June 2013 — Sunnyside Gold Corp. and the Environmental Protection Agency are conducting talks aimed at a comprehensive settlement to resolve possible water quality liability issues related to past Sunnyside operations in the basin. Mike Holmes of the EPA said the agency has been “working
with Sunnyside Gold, exchanging information on settlement issues — liability issues for a long-term settlement.”
January 2014 — San Juan County commissioners have expressed concern that the Animas River Stakeholders Group is not making enough progress in addressing the mine waste that is contaminating Cement Creek.
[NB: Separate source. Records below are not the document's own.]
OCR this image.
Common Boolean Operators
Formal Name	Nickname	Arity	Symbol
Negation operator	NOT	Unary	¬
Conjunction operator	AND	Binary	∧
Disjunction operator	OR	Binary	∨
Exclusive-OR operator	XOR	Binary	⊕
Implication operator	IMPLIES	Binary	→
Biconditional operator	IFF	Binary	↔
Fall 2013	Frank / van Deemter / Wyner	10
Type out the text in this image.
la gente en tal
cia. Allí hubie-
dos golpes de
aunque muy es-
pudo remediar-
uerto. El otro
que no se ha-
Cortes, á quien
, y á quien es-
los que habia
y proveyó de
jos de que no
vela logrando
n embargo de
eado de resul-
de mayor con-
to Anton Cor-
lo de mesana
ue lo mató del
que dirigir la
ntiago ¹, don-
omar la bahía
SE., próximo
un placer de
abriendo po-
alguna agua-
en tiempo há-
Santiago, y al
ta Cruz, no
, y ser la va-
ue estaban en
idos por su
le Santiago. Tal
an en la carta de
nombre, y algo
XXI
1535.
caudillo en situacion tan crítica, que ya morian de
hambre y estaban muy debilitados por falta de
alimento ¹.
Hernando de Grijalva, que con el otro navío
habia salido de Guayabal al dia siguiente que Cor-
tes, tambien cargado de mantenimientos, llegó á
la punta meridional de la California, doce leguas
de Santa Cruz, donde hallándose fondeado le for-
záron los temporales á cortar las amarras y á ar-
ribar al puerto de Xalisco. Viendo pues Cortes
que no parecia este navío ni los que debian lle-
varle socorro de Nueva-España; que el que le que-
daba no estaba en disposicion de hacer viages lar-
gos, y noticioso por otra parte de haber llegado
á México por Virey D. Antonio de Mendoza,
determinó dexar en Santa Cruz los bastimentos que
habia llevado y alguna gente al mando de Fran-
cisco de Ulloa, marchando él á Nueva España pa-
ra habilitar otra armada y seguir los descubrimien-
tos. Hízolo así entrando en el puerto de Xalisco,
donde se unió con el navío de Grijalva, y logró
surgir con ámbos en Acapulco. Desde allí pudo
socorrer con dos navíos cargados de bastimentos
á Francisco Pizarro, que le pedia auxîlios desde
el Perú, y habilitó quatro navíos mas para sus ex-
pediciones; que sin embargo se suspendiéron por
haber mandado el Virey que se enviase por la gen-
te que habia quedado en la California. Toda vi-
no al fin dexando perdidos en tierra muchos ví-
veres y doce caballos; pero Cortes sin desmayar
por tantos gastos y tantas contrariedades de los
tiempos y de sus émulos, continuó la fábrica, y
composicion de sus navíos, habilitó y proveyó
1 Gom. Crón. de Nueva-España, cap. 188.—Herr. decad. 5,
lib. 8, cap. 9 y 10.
And a former BLM representative to the stakeholders group has been circulating a petition urging state and federal officials to “undertake more effective action in restoring the health of the Animas River.” “How long is this going to go on?” asked San Juan County Commissioner Scott Fetchenhier at a board meeting last month. “The levels (of heavy metals) are going back up and it is affecting fish and what the invertebrates they feed on. How long do you allow this to continue before you say enough is enough? We need a County Board Chairman Ernie Kuhlman worried that all he is seeing is “more studies and more studies” as the “quality of water is coming down on
Cement Creek.” And County Commissioner Pete McKay said “it’s getting harder to explain when asked what we’re doing.”
February 2014 — The Environmental Protection Agency has proposed sealing the Red & Bonita Mine above Gladstone in an effort to stem acid-mine drainage flowing into Cement Creek and ultimately into the Animas River. The action, proposed for 2015, has the potential of greatly improving water quality downstream, with little downside, state and federal environmental officials said last week at a meeting of the Animas River Stakeholders Group. Steven Way, coordinator for the EPA’s efforts to address contamination on Cement Creek, said the project may cost up to $1.5 million and “it’s anticipated that the EPA would pay for it.”
April 2014 — Sunnyside Gold Corp. has unveiled a 9-step “Game Plan” to address water quality problems on Cement Creek, pledging up to $10 million for the “implementation of a preferred solution” by June 2017. The plan was announced in an April 21 letter to the Animas River Stakeholders Group from Larry Perino, reclamation manager for Sunnyside Gold. Sunnyside Gold, which has previously committed $6.5 million for construction of a treatment plant to reduce metals loading in the creek, said that by 2017, that fund will have grown to $10 million. And the company said it anticipates “opportunities to garner additional support from other parties.” But Perino reiterated the company’s position that its offer is contingent on the company “obtaining satisfactory documentation that it has no liabilities in the District.”
March 2015 — The Environmental Protection Agency is asking Silverton for permission to test the soil in the town’s parks, streets and schoolyard to determine if the area is contaminated with heavy metals such as lead, arsenic and cadmium.
Summer 2015 — Work being done to bulkhead the Red & Bonita mine.
August 5, 2015 — An EPA crew trying to reopen the Gold King Mine triggers a disaster, as up to 3 million gallons of mine waste pour from the mine portal into Cement Creek.
September 23, 2015 — The EPA announces it is building a temporary treatment plant at Gladstone, at a cost of $1.78 million. A contract was awarded to operate the plant through the winter of 2015-16 at an additional $20,000 per week.